Barna hanya tersenyum tipis tak menjawab.
“Ibu mau minta maaf, ini semua salah Ibu! Ibu yang buat Jun jadi begitu, Jun kurang kasih sayang dari Ibu, dia jadi begitu gara-gara Ibu,” lanjut Ibu Dania dengan tatapan menyesal dan cairan bening mulai menetes di ujung matanya.
Barna tak mau melihat Ibunya sedih dan semakin membuat penyakitnya menjadi parah, dia lalu mendekati wajah Ibunya, menghapus air mata yang keluar dari matanya.
“Ibu, istirahat! Jangan mencemaskan Jun, dia pasti baik-baik saja, dia juga pasti akan memaafkan Ibu, nanti kalau aku bertemu dengannya akan aku sampaikan salam dari Ibu itu.”
Ibu Dania jadi merasa sedikit lega, dia pun tersenyum dengan wajah yang sangat jelas pucat itu. Penyakit komplikasi yang di alami Ibu Dania semakin parah, dia memiliki penyakit ginjal dan beberapa bulan lalu di vonis kanker serviks stadium akhir. Barna lah yang merawat Ibunya sendirian selama ini, biaya pengobatan Ibu Dania yang tak murah membuat sisa-sisa uang peninggalan Ayahnya terkuras sedikit demi sedikit. Sementara Ayah Barna telah meninggal akibat kecelakaan yang terjadi 3 tahun lalu. Ayah Barna bekerja sebagai orang yang mejual beli mobil bekas, sebelumnya Ayah Barna yang memiliki nama Bastian Adelard itu memiliki harta yang cukup banyak akibat bisnis jual beli mobil itu namun 3 tahun lalu semua hartanya terkuras oleh ulah kakak tiri Barna. Dia saat itu pergi berdua bersama Ayah Barna, namun tiba-tiba saja Ayah Barna mengalami kecelakaan dengan mobilnya yang membuat dirinya kehilangan nyawa. Sementara kakak tiri Barna hilang entah kemana, banyak saksi yang mengatakan kalau di dalam mobil hanya ada satu orang saja, padahal sebelumnya jelas sekali kalau kakak tiri Barna itu juga ikut pergi bersama Ayah Barna. Sampai saat ini Barna pun tak tahu di mana keberadaan kakaknya.

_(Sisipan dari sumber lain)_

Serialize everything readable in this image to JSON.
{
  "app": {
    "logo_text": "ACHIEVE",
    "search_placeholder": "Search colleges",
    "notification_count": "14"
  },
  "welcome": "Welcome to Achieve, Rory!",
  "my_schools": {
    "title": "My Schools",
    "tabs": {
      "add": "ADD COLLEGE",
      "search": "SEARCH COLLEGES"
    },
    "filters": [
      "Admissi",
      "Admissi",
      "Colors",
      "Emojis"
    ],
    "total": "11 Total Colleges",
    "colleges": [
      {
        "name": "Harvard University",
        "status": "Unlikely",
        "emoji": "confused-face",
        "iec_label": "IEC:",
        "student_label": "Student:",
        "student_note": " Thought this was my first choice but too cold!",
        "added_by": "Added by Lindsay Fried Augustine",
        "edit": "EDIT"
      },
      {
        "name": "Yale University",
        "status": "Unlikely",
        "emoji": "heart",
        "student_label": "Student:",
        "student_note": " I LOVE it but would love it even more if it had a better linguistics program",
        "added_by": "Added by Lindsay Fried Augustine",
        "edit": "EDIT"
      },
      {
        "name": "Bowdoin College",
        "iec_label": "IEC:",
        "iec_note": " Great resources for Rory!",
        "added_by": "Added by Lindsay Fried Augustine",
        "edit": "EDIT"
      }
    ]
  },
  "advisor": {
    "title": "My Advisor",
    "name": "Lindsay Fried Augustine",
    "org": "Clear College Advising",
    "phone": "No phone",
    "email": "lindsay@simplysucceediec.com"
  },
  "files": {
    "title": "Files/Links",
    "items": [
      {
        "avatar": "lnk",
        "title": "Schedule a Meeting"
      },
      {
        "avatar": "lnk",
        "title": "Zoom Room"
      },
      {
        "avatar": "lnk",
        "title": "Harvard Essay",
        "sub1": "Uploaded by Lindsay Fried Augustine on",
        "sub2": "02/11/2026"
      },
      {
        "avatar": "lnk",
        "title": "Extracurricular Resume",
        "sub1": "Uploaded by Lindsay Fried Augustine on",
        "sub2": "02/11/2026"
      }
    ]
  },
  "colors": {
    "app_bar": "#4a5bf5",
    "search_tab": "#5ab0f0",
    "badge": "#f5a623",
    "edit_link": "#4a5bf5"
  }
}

Barna menyimpan dendam pada kakak tirinya itu, mereka satu ibu namun berbeda Ayah. Kakak tirinya adalah anak haram Ibu Dania, dulu sekali Ibu Dania bekerja di sebuah karaoke malam, dia hamil dan tak ingat siapa Ayah dari bayinya. Ibu Dania membesarkan anaknya sendrian selama 4 tahun, sebelum akhirnya bertemu dengan Pak Bastian Adelard dan memutuskan untuk menikah dengannya. Setahun setelah pernikahan mereka, Barna pun lahir. Ibu Dania jadi lebih sibuk memperhatikan Barna kecil saat itu, dan kakak tiri Barna pun merasa cemburu dan tak pernah akur pada Barna sampai mereka beranjak dewasa.

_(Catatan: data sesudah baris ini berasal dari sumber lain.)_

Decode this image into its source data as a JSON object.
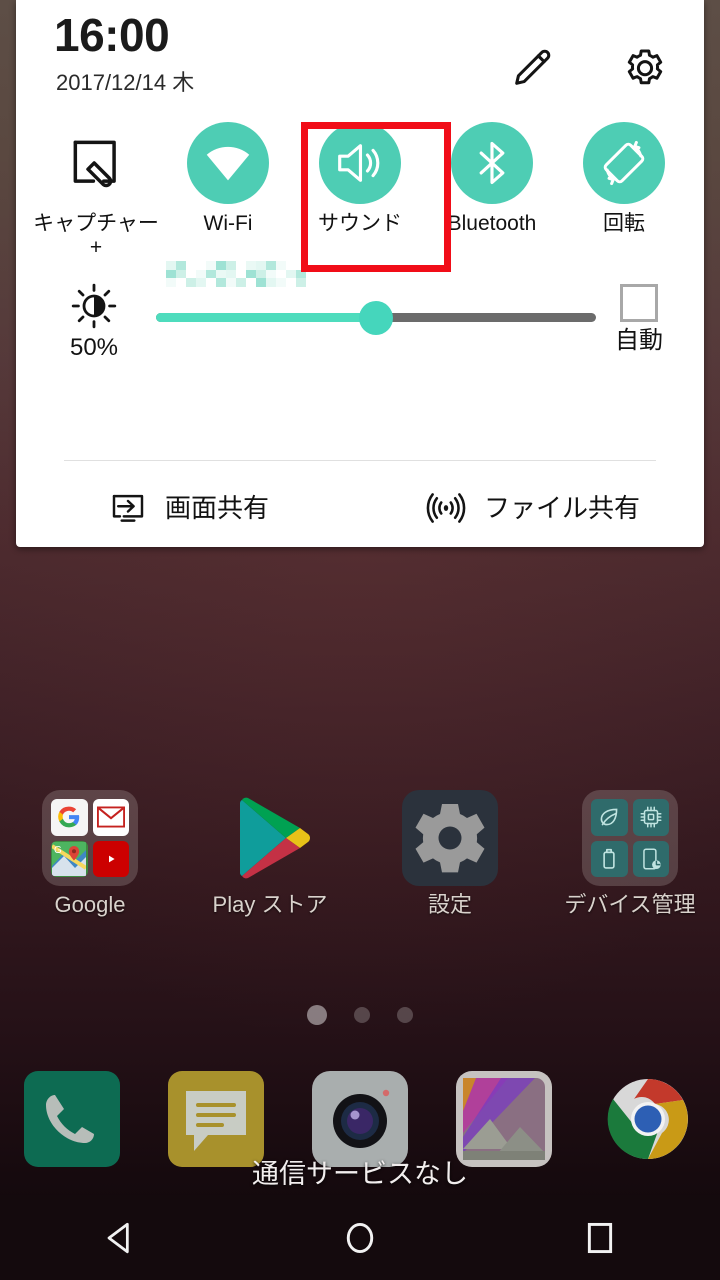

Barna melirik ke arah Ibunya yang sudah terlelap, dia duduk dengan tatapan nelangsa. Tangannya lalu merogoh saku celananya, mengeluarkan jam tangan mahal yang tadi dia sempat curi di tas perempuan bermata biru itu.
“Aku bisa mendapatkan uang dengan ini, besok akan aku jual,” gumamnya.
***
Siang ini Lova sudah hampir 4 jam memanjakan dirinya di salon terkemuka yang ada di kota Adele, dari ujung rambut sampai ujung kaki. Rambut panjang Lova menjadi semakin indah setelah perawatan khusus yang di berikan oleh pemilik salon favoritnya itu.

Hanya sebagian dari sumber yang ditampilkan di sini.